Operating income of the Global Biscuits and Snacks business was $139 million, up 15% from $121 million in the third quarter last year. Sales were $1,154 million, up 37%.
Excluding the contribution of Snyder’s-Lance, the segment’s operating income was lower than in the third quarter of fiscal 2018 because of cost inflation and rising administrative costs, offset by benefits from supply chain productivity programs. Sales were up 1%, excluding Snyder’s-Lance.
“This performance reflects continued solid growth in Pepperidge Farm, driven by consumption gains in Pepperidge Farm fresh bakery products and Goldfish crackers, offset partly by declines in the international biscuits and snacks operating segment,” Campbell Soup said.
Meals and Beverages operating income was $207 million, down 5% from $218 million during the same period the year before. Sales were $1,024 million, down 1% from $1,033 million.
Pressuring profitability were the same factors adversely affecting the Global Biscuits and Snacks segment. Organic sales were nearly unchanged from the year before.

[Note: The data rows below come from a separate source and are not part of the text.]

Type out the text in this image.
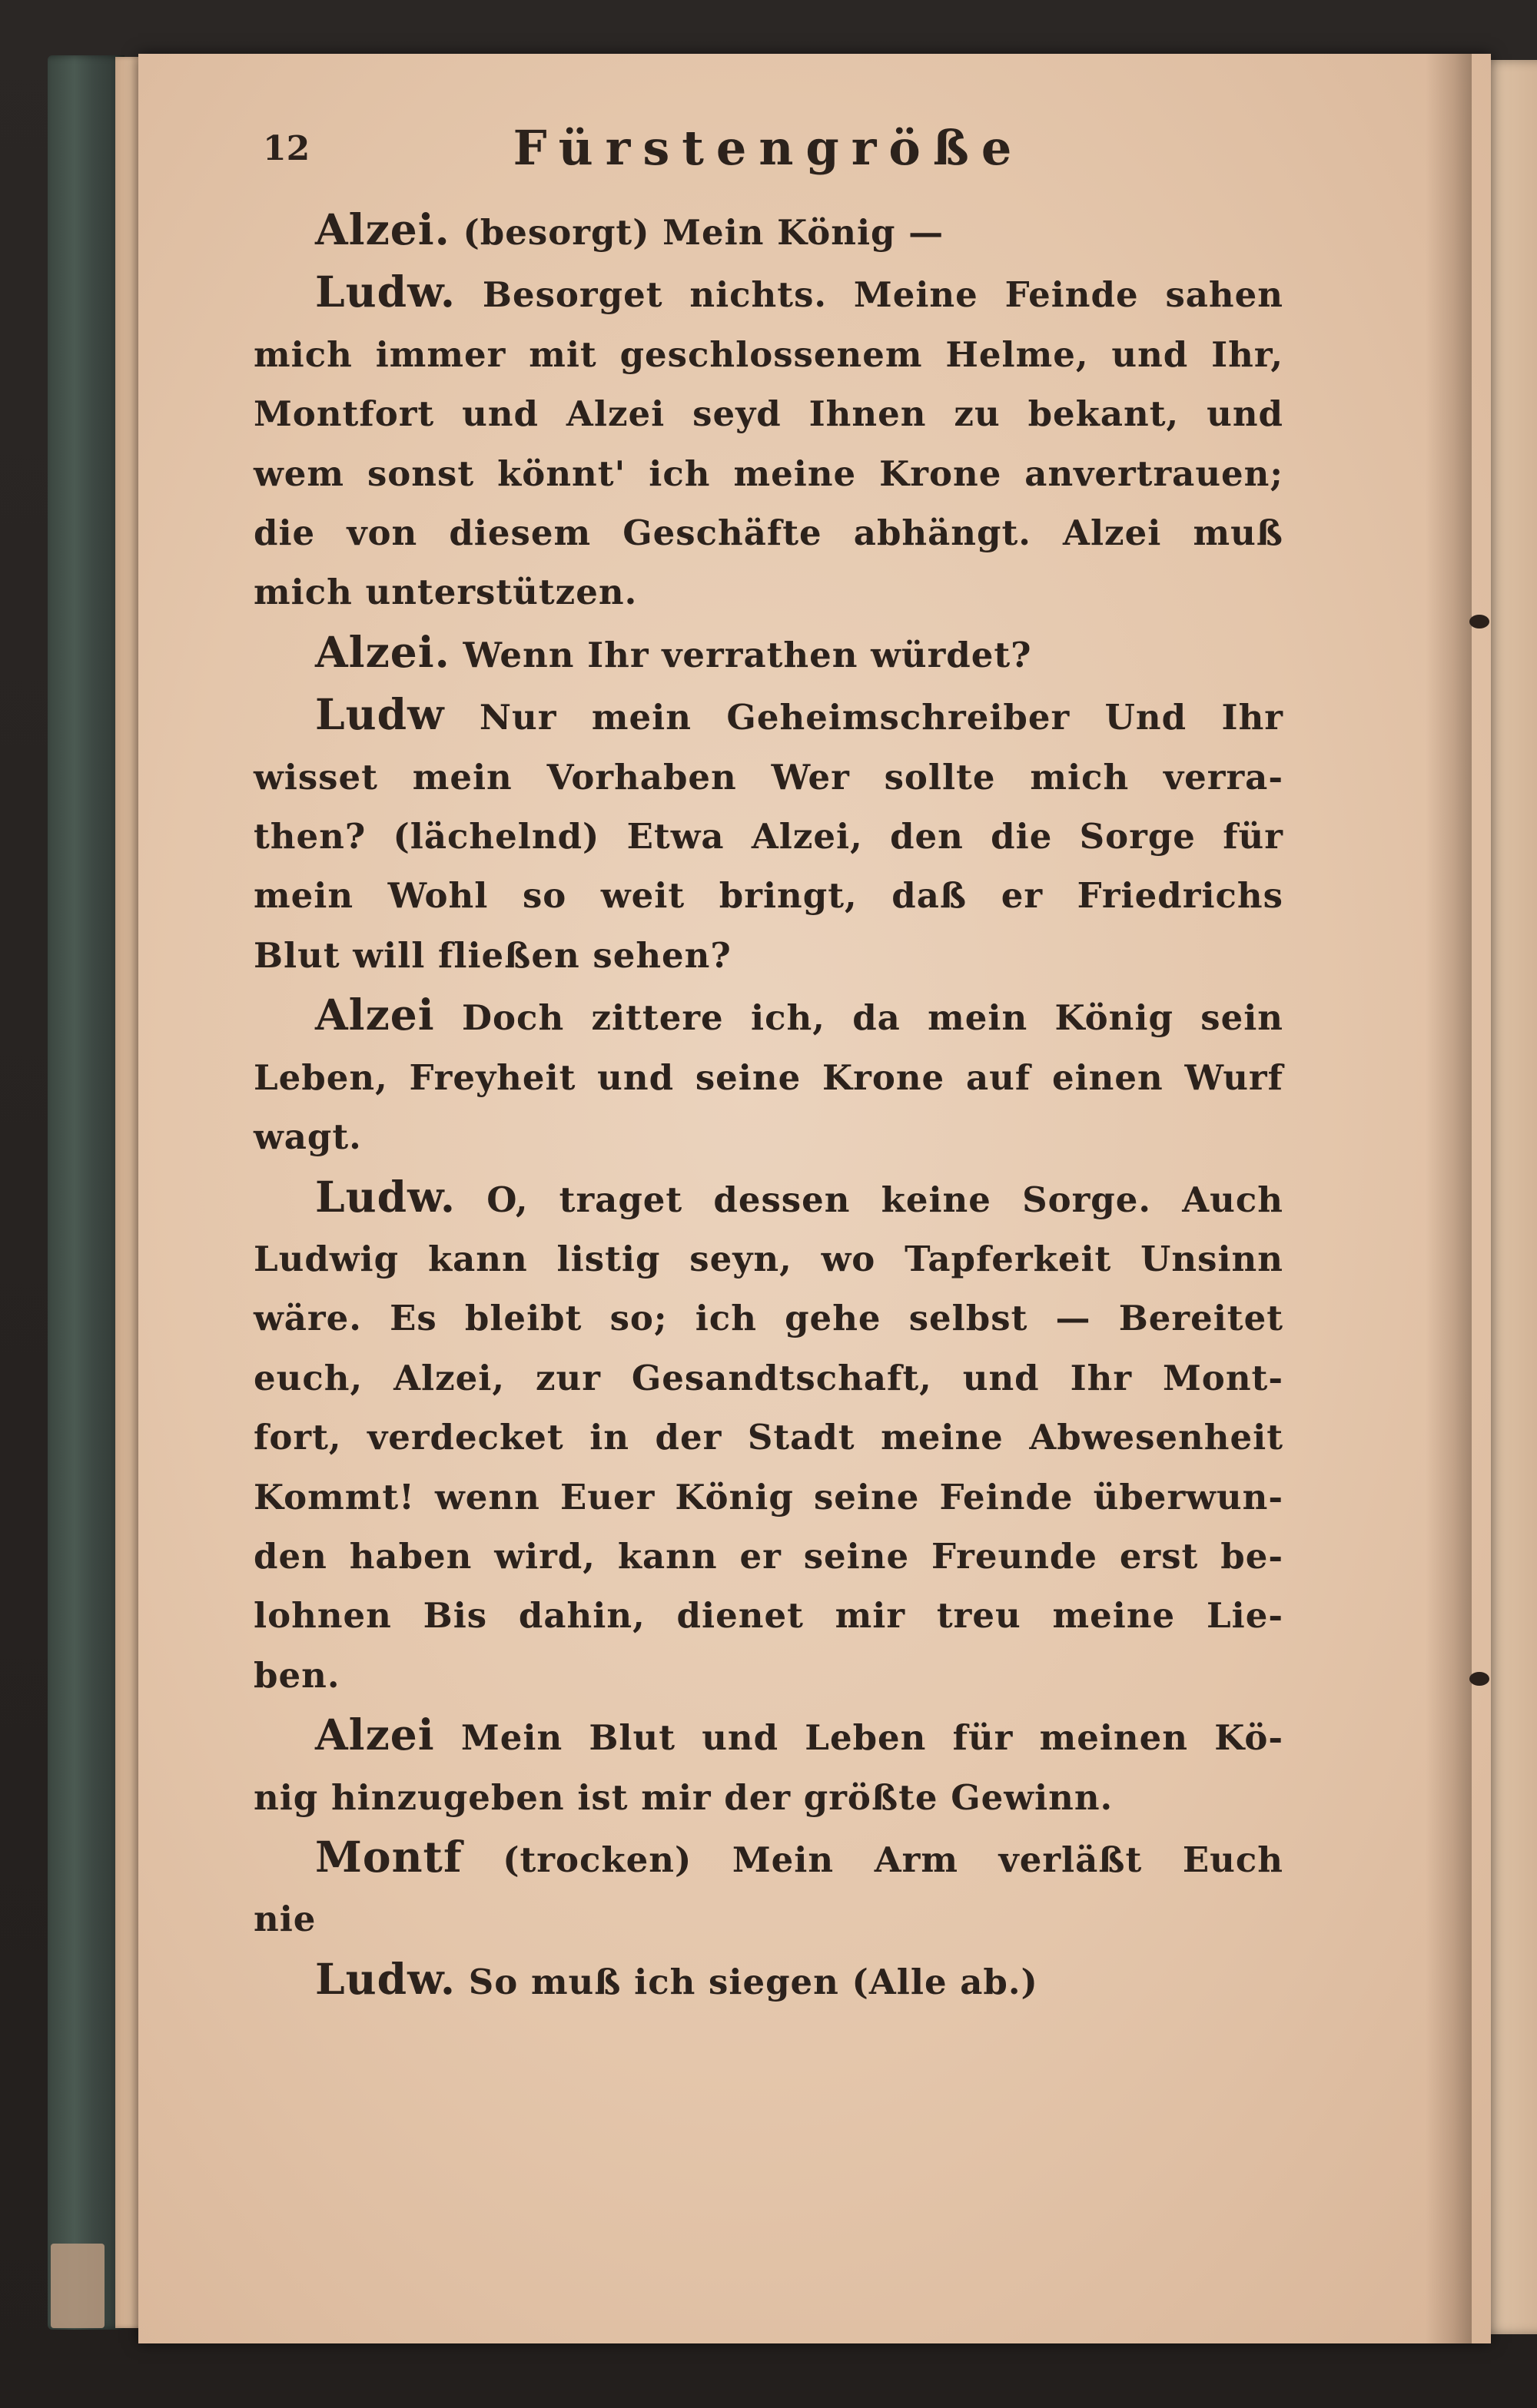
12	Fürstengröße
Alzei. (besorgt) Mein König —
Ludw. Besorget nichts. Meine Feinde sahen
mich immer mit geschlossenem Helme, und Ihr,
Montfort und Alzei seyd Ihnen zu bekant, und
wem sonst könnt' ich meine Krone anvertrauen;
die von diesem Geschäfte abhängt. Alzei muß
mich unterstützen.
Alzei. Wenn Ihr verrathen würdet?
Ludw Nur mein Geheimschreiber Und Ihr
wisset mein Vorhaben Wer sollte mich verra-
then? (lächelnd) Etwa Alzei, den die Sorge für
mein Wohl so weit bringt, daß er Friedrichs
Blut will fließen sehen?
Alzei Doch zittere ich, da mein König sein
Leben, Freyheit und seine Krone auf einen Wurf
wagt.
Ludw. O, traget dessen keine Sorge. Auch
Ludwig kann listig seyn, wo Tapferkeit Unsinn
wäre. Es bleibt so; ich gehe selbst — Bereitet
euch, Alzei, zur Gesandtschaft, und Ihr Mont-
fort, verdecket in der Stadt meine Abwesenheit
Kommt! wenn Euer König seine Feinde überwun-
den haben wird, kann er seine Freunde erst be-
lohnen Bis dahin, dienet mir treu meine Lie-
ben.
Alzei Mein Blut und Leben für meinen Kö-
nig hinzugeben ist mir der größte Gewinn.
Montf (trocken) Mein Arm verläßt Euch
nie
Ludw. So muß ich siegen (Alle ab.)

“Solid performance in Canada was offset by decreases in V8 beverages and Prego pasta sauces in the U.S.,” the company said. “The adoption of new accounting guidance for revenue recognition resulted in a positive 1-point impact on sales. Sales of U.S. soup were comparable to the prior year as gains in broth were offset by moderating declines in condensed and ready-to-serve soups.”
During a conference call June 5 with investment analysts, Mr. Clouse highlighted encouraging trends in the company’s soup business. Sales were flat during the quarter, but the company gained share with overall category sales falling 2.6% during the period. The category figure marked an improvement from the previous two quarters, when the category was down 5.5%.

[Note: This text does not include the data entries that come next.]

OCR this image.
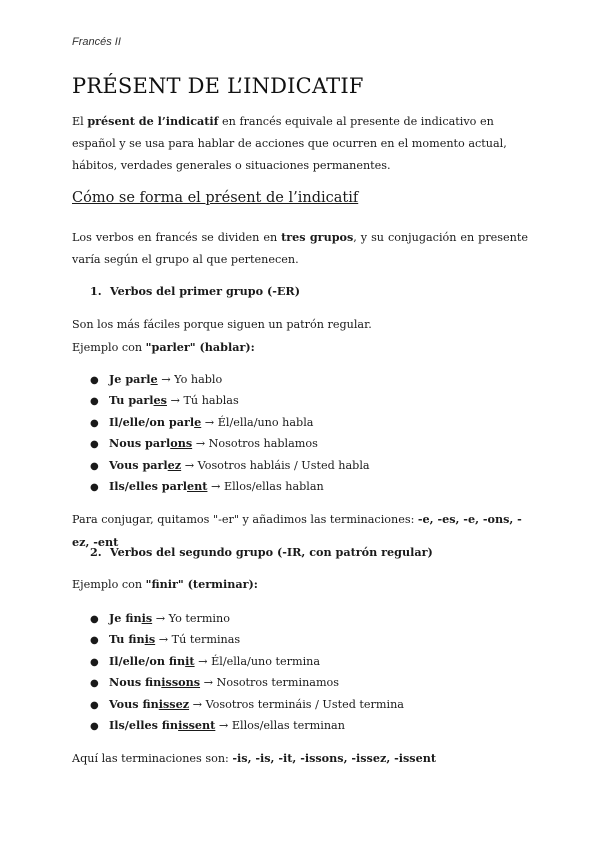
Francés II
PRÉSENT DE L’INDICATIF

El présent de l’indicatif en francés equivale al presente de indicativo en español y se usa para hablar de acciones que ocurren en el momento actual, hábitos, verdades generales o situaciones permanentes.

Cómo se forma el présent de l’indicatif

Los verbos en francés se dividen en tres grupos, y su conjugación en presente varía según el grupo al que pertenecen.

1. Verbos del primer grupo (-ER)

Son los más fáciles porque siguen un patrón regular.
Ejemplo con "parler" (hablar):

● Je parle → Yo hablo
● Tu parles → Tú hablas
● Il/elle/on parle → Él/ella/uno habla
● Nous parlons → Nosotros hablamos
● Vous parlez → Vosotros habláis / Usted habla
● Ils/elles parlent → Ellos/ellas hablan

Para conjugar, quitamos "-er" y añadimos las terminaciones: -e, -es, -e, -ons, -ez, -ent

2. Verbos del segundo grupo (-IR, con patrón regular)

Ejemplo con "finir" (terminar):

● Je finis → Yo termino
● Tu finis → Tú terminas
● Il/elle/on finit → Él/ella/uno termina
● Nous finissons → Nosotros terminamos
● Vous finissez → Vosotros termináis / Usted termina
● Ils/elles finissent → Ellos/ellas terminan

Aquí las terminaciones son: -is, -is, -it, -issons, -issez, -issent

“We are successfully executing our fiscal ‘19 soup plans, which are focused on improving the fundamentals of the business, including pricing and promotion, marketing and innovation,” Mr. Clouse said. “This will establish a solid foundation that we can build upon in the future. In particular, I’m encouraged with the progress the team is making in stabilizing the condensed soup portfolio and improving trends with key retail partners.”
In April, Campbell Soup announced it had reached an agreement to sell its Bolthouse Farms business. The pending sale, together with the recently completed divestitures of the U.S. refrigerated soup and Garden Fresh Gourmet businesses during the quarter, has prompted the company to begin reporting Campbell Fresh as discontinued operations. The discontinued business had an adjusted EBIT of $7 million in the third quarter, versus a $13 million negative EBIT the year before. Sales were $210 million, down 15%.

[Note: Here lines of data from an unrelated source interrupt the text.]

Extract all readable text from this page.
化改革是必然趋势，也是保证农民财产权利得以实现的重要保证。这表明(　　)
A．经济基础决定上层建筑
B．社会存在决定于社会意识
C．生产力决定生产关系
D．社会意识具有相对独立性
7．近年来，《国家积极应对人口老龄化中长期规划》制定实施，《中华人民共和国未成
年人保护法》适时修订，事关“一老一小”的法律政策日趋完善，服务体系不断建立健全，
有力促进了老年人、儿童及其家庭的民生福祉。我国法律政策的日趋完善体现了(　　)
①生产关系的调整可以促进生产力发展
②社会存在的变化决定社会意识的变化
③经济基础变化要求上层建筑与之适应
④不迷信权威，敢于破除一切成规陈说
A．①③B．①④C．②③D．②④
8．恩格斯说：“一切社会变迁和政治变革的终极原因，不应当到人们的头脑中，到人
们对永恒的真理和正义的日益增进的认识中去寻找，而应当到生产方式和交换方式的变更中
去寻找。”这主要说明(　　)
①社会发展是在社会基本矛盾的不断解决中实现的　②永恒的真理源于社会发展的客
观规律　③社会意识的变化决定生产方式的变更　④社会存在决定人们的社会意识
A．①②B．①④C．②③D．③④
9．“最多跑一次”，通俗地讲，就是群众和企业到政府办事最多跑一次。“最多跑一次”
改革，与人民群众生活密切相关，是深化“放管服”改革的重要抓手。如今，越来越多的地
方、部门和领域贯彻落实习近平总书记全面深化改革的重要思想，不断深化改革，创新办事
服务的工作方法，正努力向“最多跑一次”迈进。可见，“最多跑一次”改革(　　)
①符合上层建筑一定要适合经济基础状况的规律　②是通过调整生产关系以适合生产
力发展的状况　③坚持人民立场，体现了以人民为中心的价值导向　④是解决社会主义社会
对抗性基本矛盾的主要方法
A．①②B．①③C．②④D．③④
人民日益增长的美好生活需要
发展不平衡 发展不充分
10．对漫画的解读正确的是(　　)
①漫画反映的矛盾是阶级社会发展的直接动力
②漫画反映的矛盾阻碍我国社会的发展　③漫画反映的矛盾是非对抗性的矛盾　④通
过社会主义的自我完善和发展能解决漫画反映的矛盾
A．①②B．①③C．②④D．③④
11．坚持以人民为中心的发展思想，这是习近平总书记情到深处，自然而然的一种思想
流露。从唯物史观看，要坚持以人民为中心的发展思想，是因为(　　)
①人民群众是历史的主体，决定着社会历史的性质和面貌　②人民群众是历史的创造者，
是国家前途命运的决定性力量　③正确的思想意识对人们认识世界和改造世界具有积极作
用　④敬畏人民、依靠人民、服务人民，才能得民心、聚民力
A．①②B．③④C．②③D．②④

Tensions between the United States and its trading partners was discussed during the conference call by Anthony P. DiSilvestro, senior vice-president and chief financial officer.
On the positive side, the company benefited from the Trump administration’s decision in May to lift tariffs on steel and aluminum imports from Canada and Mexico that had been in place for a year. A portion, less than half, of the steel used by the company for its cans is sourced from Canada. Also a plus will be the avoidance of retaliatory tariffs on soup exported tom Canada, allowing the company to avoid a $20 million negative impact, he said.
Of concern going forward is the threat of new tariffs on Mexico by the Trump administration over Mexico’s handling of the immigration crisis.
“We source some ingredients and packaging items from Mexico for our U.S. business, not a lot, and that could have a, probably I would say, a $2 million to $4 million potential impact,” Mr. DiSilvestro said.
In the nine months ended April 28, Campbell Soup net income was $550 million, or $1.83 per share, down 20% from $690 million, or $2.29. Sales were $7,129 million, up 24% from $5,743 million.
For the nine-month period, adjusted EBIT fell 1%, to $1.1 billion, reflecting base business weakness. Adjusted net e.p.s. fell 19%, to $2.13.